"Grace and peace" is Paul's characteristing greetings in all his thirteen letters (with "mecry' interrupting the expression only in 1 & 2 Timothy; see Paul's Greetings).
Grace (charis) is the fountain of God's goodness that makes life with Him, and redemption in all its conceptionable shades and dimensions, possible. Peace (eirene) is that which we experience when grace is the ecosystem in which we live our life.
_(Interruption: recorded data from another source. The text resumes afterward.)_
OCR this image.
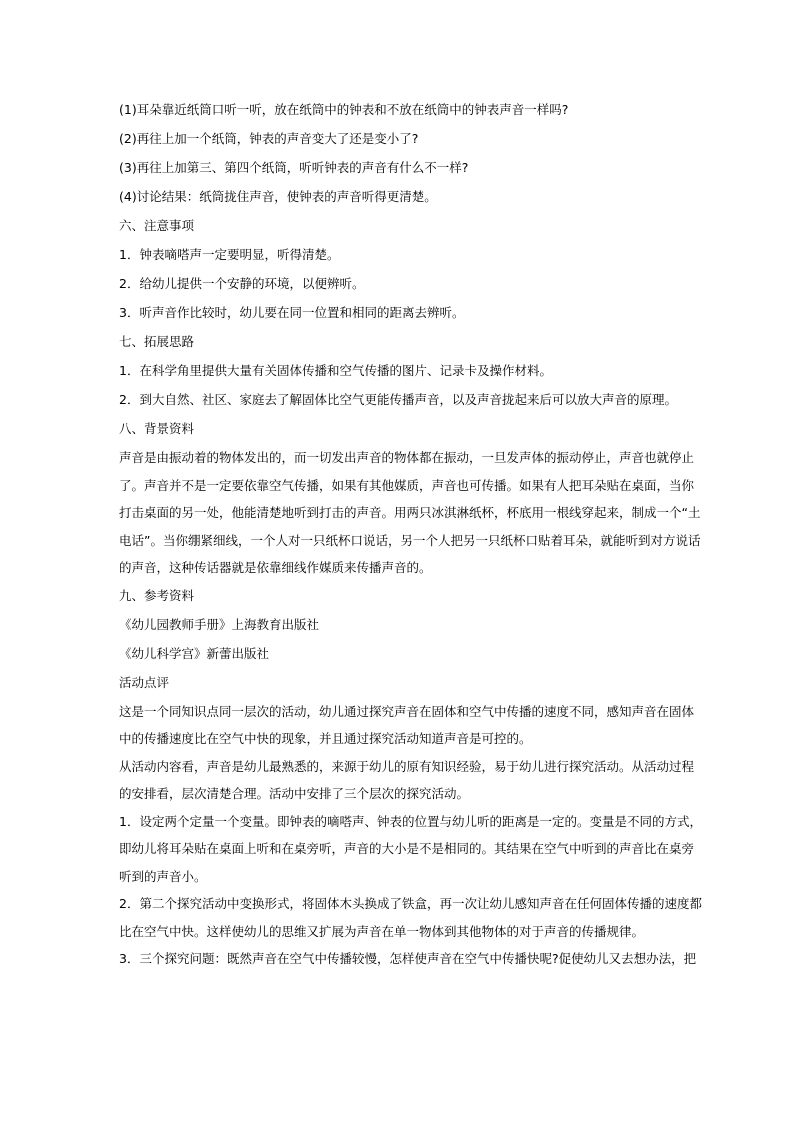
(1)耳朵靠近纸筒口听一听，放在纸筒中的钟表和不放在纸筒中的钟表声音一样吗?

(2)再往上加一个纸筒，钟表的声音变大了还是变小了?

(3)再往上加第三、第四个纸筒，听听钟表的声音有什么不一样?

(4)讨论结果：纸筒拢住声音，使钟表的声音听得更清楚。

六、注意事项

1．钟表嘀嗒声一定要明显，听得清楚。

2．给幼儿提供一个安静的环境，以便辨听。

3．听声音作比较时，幼儿要在同一位置和相同的距离去辨听。

七、拓展思路

1．在科学角里提供大量有关固体传播和空气传播的图片、记录卡及操作材料。

2．到大自然、社区、家庭去了解固体比空气更能传播声音，以及声音拢起来后可以放大声音的原理。

八、背景资料

声音是由振动着的物体发出的，而一切发出声音的物体都在振动，一旦发声体的振动停止，声音也就停止
了。声音并不是一定要依靠空气传播，如果有其他媒质，声音也可传播。如果有人把耳朵贴在桌面，当你
打击桌面的另一处，他能清楚地听到打击的声音。用两只冰淇淋纸杯，杯底用一根线穿起来，制成一个“土
电话”。当你绷紧细线，一个人对一只纸杯口说话，另一个人把另一只纸杯口贴着耳朵，就能听到对方说话
的声音，这种传话器就是依靠细线作媒质来传播声音的。

九、参考资料

《幼儿园教师手册》上海教育出版社

《幼儿科学宫》新蕾出版社

活动点评

这是一个同知识点同一层次的活动，幼儿通过探究声音在固体和空气中传播的速度不同，感知声音在固体
中的传播速度比在空气中快的现象，并且通过探究活动知道声音是可控的。
从活动内容看，声音是幼儿最熟悉的，来源于幼儿的原有知识经验，易于幼儿进行探究活动。从活动过程
的安排看，层次清楚合理。活动中安排了三个层次的探究活动。
1．设定两个定量一个变量。即钟表的嘀嗒声、钟表的位置与幼儿听的距离是一定的。变量是不同的方式，
即幼儿将耳朵贴在桌面上听和在桌旁听，声音的大小是不是相同的。其结果在空气中听到的声音比在桌旁
听到的声音小。
2．第二个探究活动中变换形式，将固体木头换成了铁盒，再一次让幼儿感知声音在任何固体传播的速度都
比在空气中快。这样使幼儿的思维又扩展为声音在单一物体到其他物体的对于声音的传播规律。
3．三个探究问题：既然声音在空气中传播较慢，怎样使声音在空气中传播快呢?促使幼儿又去想办法，把
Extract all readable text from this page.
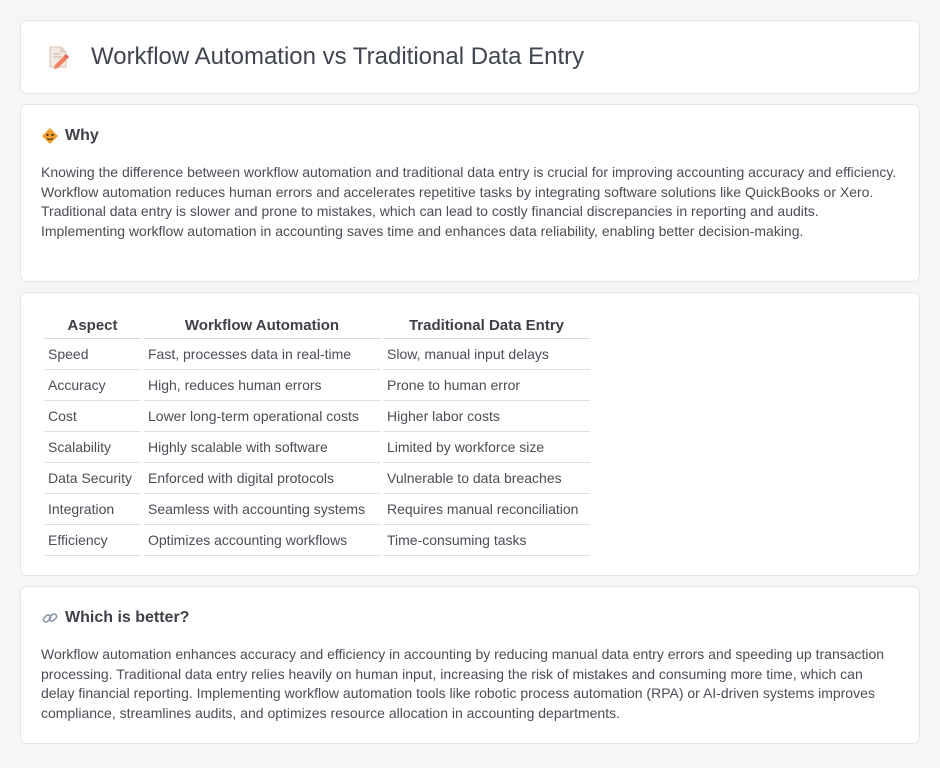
Workflow Automation vs Traditional Data Entry
Why

Knowing the difference between workflow automation and traditional data entry is crucial for improving accounting accuracy and efficiency. Workflow automation reduces human errors and accelerates repetitive tasks by integrating software solutions like QuickBooks or Xero. Traditional data entry is slower and prone to mistakes, which can lead to costly financial discrepancies in reporting and audits. Implementing workflow automation in accounting saves time and enhances data reliability, enabling better decision-making.

Aspect	Workflow Automation	Traditional Data Entry
Speed	Fast, processes data in real-time	Slow, manual input delays
Accuracy	High, reduces human errors	Prone to human error
Cost	Lower long-term operational costs	Higher labor costs
Scalability	Highly scalable with software	Limited by workforce size
Data Security	Enforced with digital protocols	Vulnerable to data breaches
Integration	Seamless with accounting systems	Requires manual reconciliation
Efficiency	Optimizes accounting workflows	Time-consuming tasks
Which is better?

Workflow automation enhances accuracy and efficiency in accounting by reducing manual data entry errors and speeding up transaction processing. Traditional data entry relies heavily on human input, increasing the risk of mistakes and consuming more time, which can delay financial reporting. Implementing workflow automation tools like robotic process automation (RPA) or AI-driven systems improves compliance, streamlines audits, and optimizes resource allocation in accounting departments.
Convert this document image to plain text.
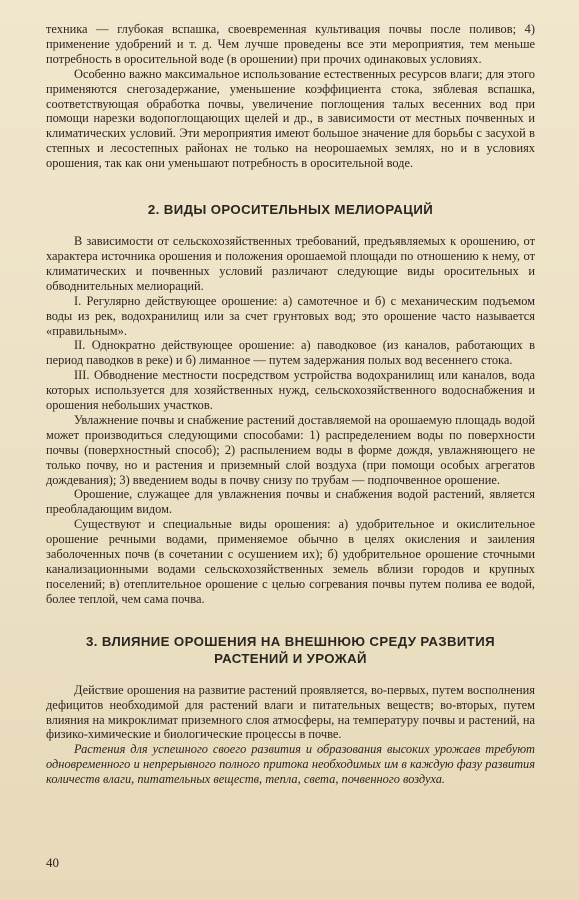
техника — глубокая вспашка, своевременная культивация почвы после поливов; 4) применение удобрений и т. д. Чем лучше проведены все эти мероприятия, тем меньше потребность в оросительной воде (в орошении) при прочих одинаковых условиях.

Особенно важно максимальное использование естественных ресурсов влаги; для этого применяются снегозадержание, уменьшение коэффициента стока, зяблевая вспашка, соответствующая обработка почвы, увеличение поглощения талых весенних вод при помощи нарезки водопоглощающих щелей и др., в зависимости от местных почвенных и климатических условий. Эти мероприятия имеют большое значение для борьбы с засухой в степных и лесостепных районах не только на неорошаемых землях, но и в условиях орошения, так как они уменьшают потребность в оросительной воде.

2. ВИДЫ ОРОСИТЕЛЬНЫХ МЕЛИОРАЦИЙ

В зависимости от сельскохозяйственных требований, предъявляемых к орошению, от характера источника орошения и положения орошаемой площади по отношению к нему, от климатических и почвенных условий различают следующие виды оросительных и обводнительных мелиораций.

I. Регулярно действующее орошение: а) самотечное и б) с механическим подъемом воды из рек, водохранилищ или за счет грунтовых вод; это орошение часто называется «правильным».

II. Однократно действующее орошение: а) паводковое (из каналов, работающих в период паводков в реке) и б) лиманное — путем задержания полых вод весеннего стока.

III. Обводнение местности посредством устройства водохранилищ или каналов, вода которых используется для хозяйственных нужд, сельскохозяйственного водоснабжения и орошения небольших участков.

Увлажнение почвы и снабжение растений доставляемой на орошаемую площадь водой может производиться следующими способами: 1) распределением воды по поверхности почвы (поверхностный способ); 2) распылением воды в форме дождя, увлажняющего не только почву, но и растения и приземный слой воздуха (при помощи особых агрегатов дождевания); 3) введением воды в почву снизу по трубам — подпочвенное орошение.

Орошение, служащее для увлажнения почвы и снабжения водой растений, является преобладающим видом.

Существуют и специальные виды орошения: а) удобрительное и окислительное орошение речными водами, применяемое обычно в целях окисления и заиления заболоченных почв (в сочетании с осушением их); б) удобрительное орошение сточными канализационными водами сельскохозяйственных земель вблизи городов и крупных поселений; в) отеплительное орошение с целью согревания почвы путем полива ее водой, более теплой, чем сама почва.

3. ВЛИЯНИЕ ОРОШЕНИЯ НА ВНЕШНЮЮ СРЕДУ РАЗВИТИЯ
РАСТЕНИЙ И УРОЖАЙ

Действие орошения на развитие растений проявляется, во-первых, путем восполнения дефицитов необходимой для растений влаги и питательных веществ; во-вторых, путем влияния на микроклимат приземного слоя атмосферы, на температуру почвы и растений, на физико-химические и биологические процессы в почве.

Растения для успешного своего развития и образования высоких урожаев требуют одновременного и непрерывного полного притока необходимых им в каждую фазу развития количеств влаги, питательных веществ, тепла, света, почвенного воздуха.

40
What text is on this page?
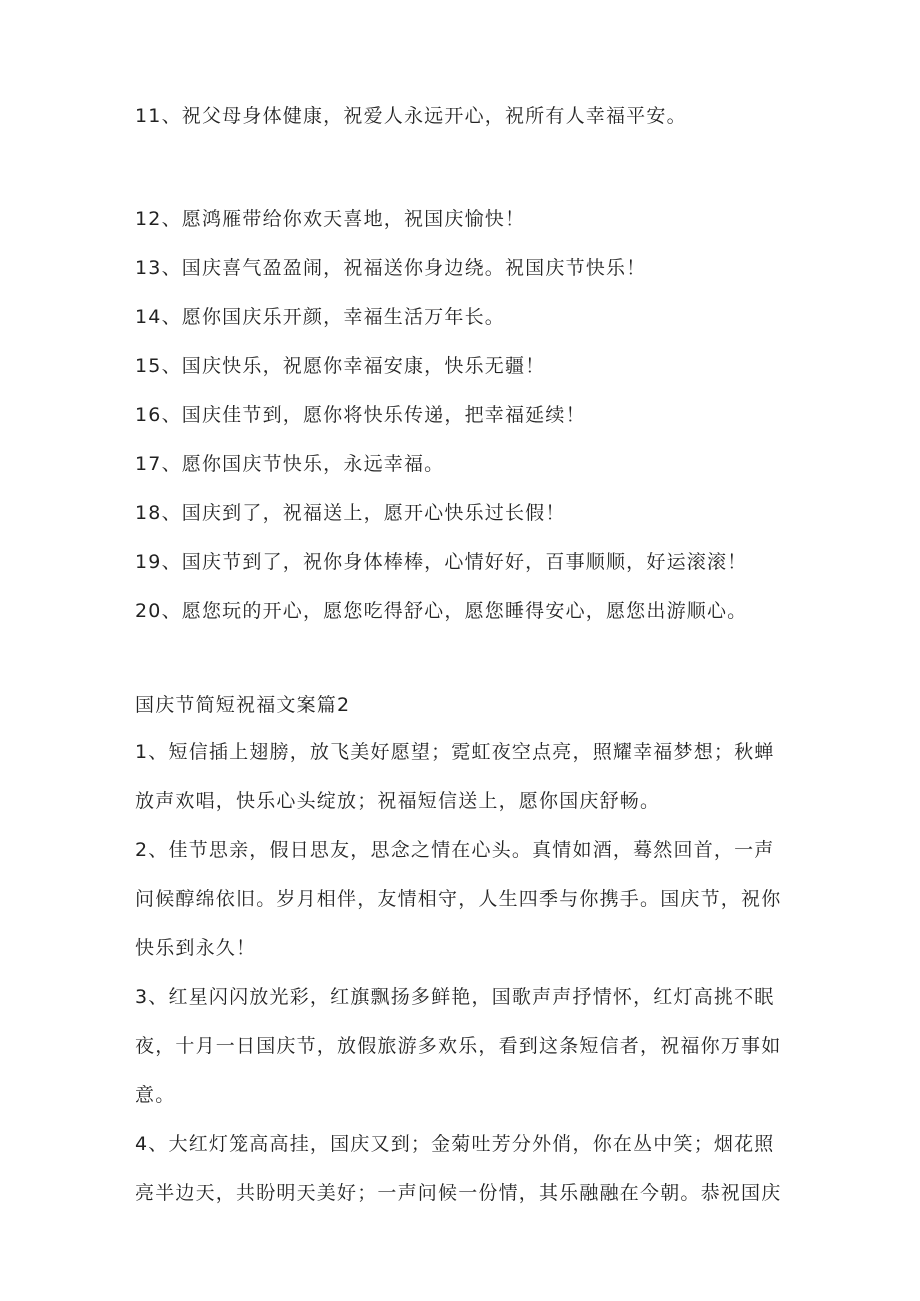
11、祝父母身体健康，祝爱人永远开心，祝所有人幸福平安。

12、愿鸿雁带给你欢天喜地，祝国庆愉快！

13、国庆喜气盈盈闹，祝福送你身边绕。祝国庆节快乐！

14、愿你国庆乐开颜，幸福生活万年长。

15、国庆快乐，祝愿你幸福安康，快乐无疆！

16、国庆佳节到，愿你将快乐传递，把幸福延续！

17、愿你国庆节快乐，永远幸福。

18、国庆到了，祝福送上，愿开心快乐过长假！

19、国庆节到了，祝你身体棒棒，心情好好，百事顺顺，好运滚滚！

20、愿您玩的开心，愿您吃得舒心，愿您睡得安心，愿您出游顺心。

国庆节简短祝福文案篇2

1、短信插上翅膀，放飞美好愿望；霓虹夜空点亮，照耀幸福梦想；秋蝉
放声欢唱，快乐心头绽放；祝福短信送上，愿你国庆舒畅。
2、佳节思亲，假日思友，思念之情在心头。真情如酒，蓦然回首，一声
问候醇绵依旧。岁月相伴，友情相守，人生四季与你携手。国庆节，祝你
快乐到永久！
3、红星闪闪放光彩，红旗飘扬多鲜艳，国歌声声抒情怀，红灯高挑不眠
夜，十月一日国庆节，放假旅游多欢乐，看到这条短信者，祝福你万事如
意。
4、大红灯笼高高挂，国庆又到；金菊吐芳分外俏，你在丛中笑；烟花照
亮半边天，共盼明天美好；一声问候一份情，其乐融融在今朝。恭祝国庆
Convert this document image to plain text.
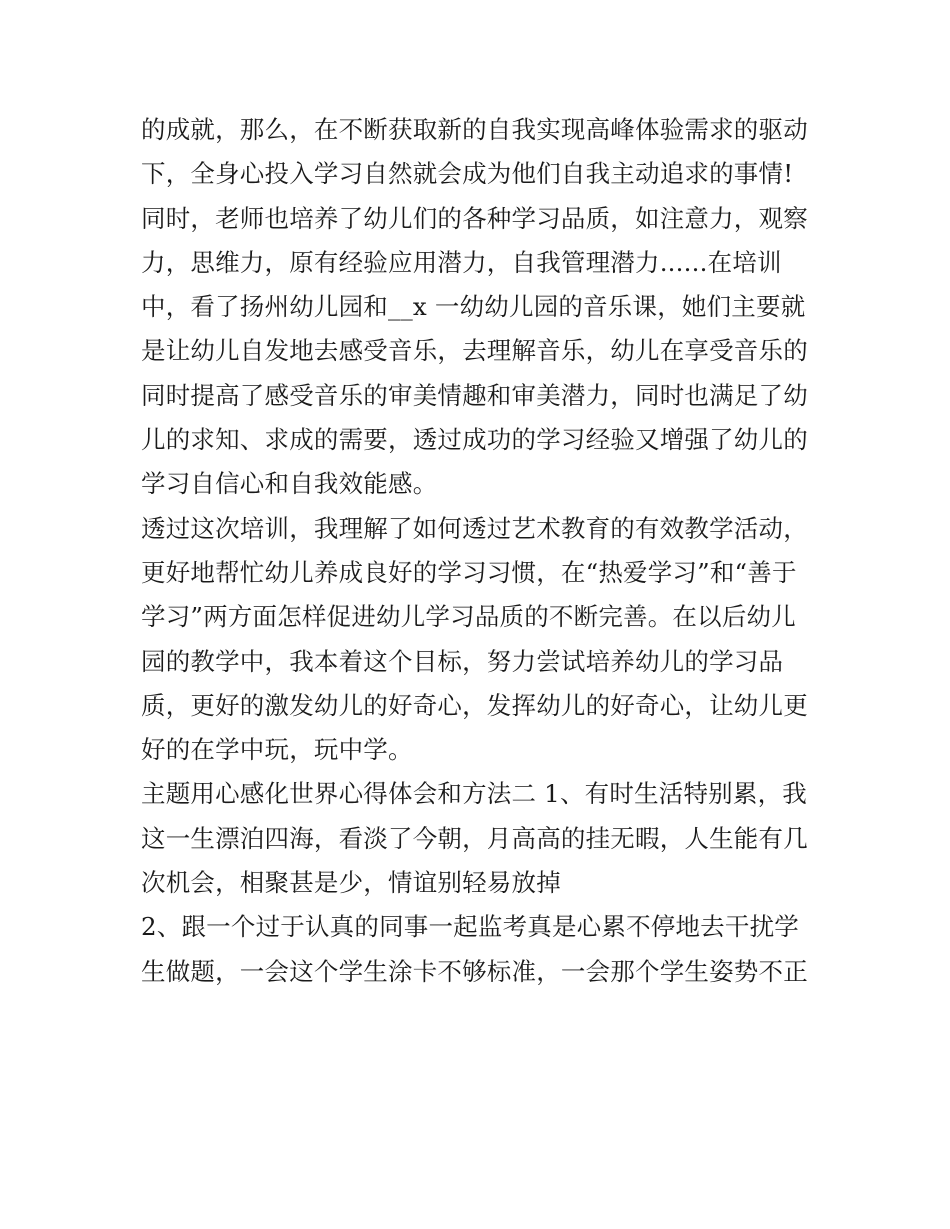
的成就，那么，在不断获取新的自我实现高峰体验需求的驱动
下，全身心投入学习自然就会成为他们自我主动追求的事情!
同时，老师也培养了幼儿们的各种学习品质，如注意力，观察
力，思维力，原有经验应用潜力，自我管理潜力......在培训
中，看了扬州幼儿园和__x 一幼幼儿园的音乐课，她们主要就
是让幼儿自发地去感受音乐，去理解音乐，幼儿在享受音乐的
同时提高了感受音乐的审美情趣和审美潜力，同时也满足了幼
儿的求知、求成的需要，透过成功的学习经验又增强了幼儿的
学习自信心和自我效能感。
透过这次培训，我理解了如何透过艺术教育的有效教学活动，
更好地帮忙幼儿养成良好的学习习惯，在“热爱学习”和“善于
学习”两方面怎样促进幼儿学习品质的不断完善。在以后幼儿
园的教学中，我本着这个目标，努力尝试培养幼儿的学习品
质，更好的激发幼儿的好奇心，发挥幼儿的好奇心，让幼儿更
好的在学中玩，玩中学。
主题用心感化世界心得体会和方法二 1、有时生活特别累，我
这一生漂泊四海，看淡了今朝，月高高的挂无暇，人生能有几
次机会，相聚甚是少，情谊别轻易放掉
2、跟一个过于认真的同事一起监考真是心累不停地去干扰学
生做题，一会这个学生涂卡不够标准，一会那个学生姿势不正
Grace is the solid foundations on which life is lived as it should be lived, and peace the accompanying proof of a life so lived.
And always Paul wishes of it for the recipients of his letters that this grace and peace come from "God our Father and the Lord Jesus Christ." God the Father is the source of all good grace but it is appropriated and understood fully only through the agency of Jesus the Christ.
It has often been suggested by commentators that Paul found the pair that makes up the expression to congenial because grace, charis in Greek sounds like charein, 'greetings,' that is customary of ancient letter writing. Peace, eirene, on the other hand, is typically Jewish, being the Greek word for shalom. In the pair, then, Paul has found a greeting that is equally at home with the Greeks and Jews to whom he preached and wrote. That it went well with both Greek and Jews is a fact, but that the explanation why Paul is so fond of it remains hypothetical. But that it should should surprize no one for it reflects so crisply what lies at the center of Paul's heart; his mission to the Gentiles and the reconciliation of Jews and Gentiles in God's new humanity. The theological richness of the expression (see para.2 above) is so patently apparent that, however, Paul came upon it, anyone who follows after Paul's thoughts about what Jesus has done for us on the cross would immediately be drawn to its power and appositeness as a greeting.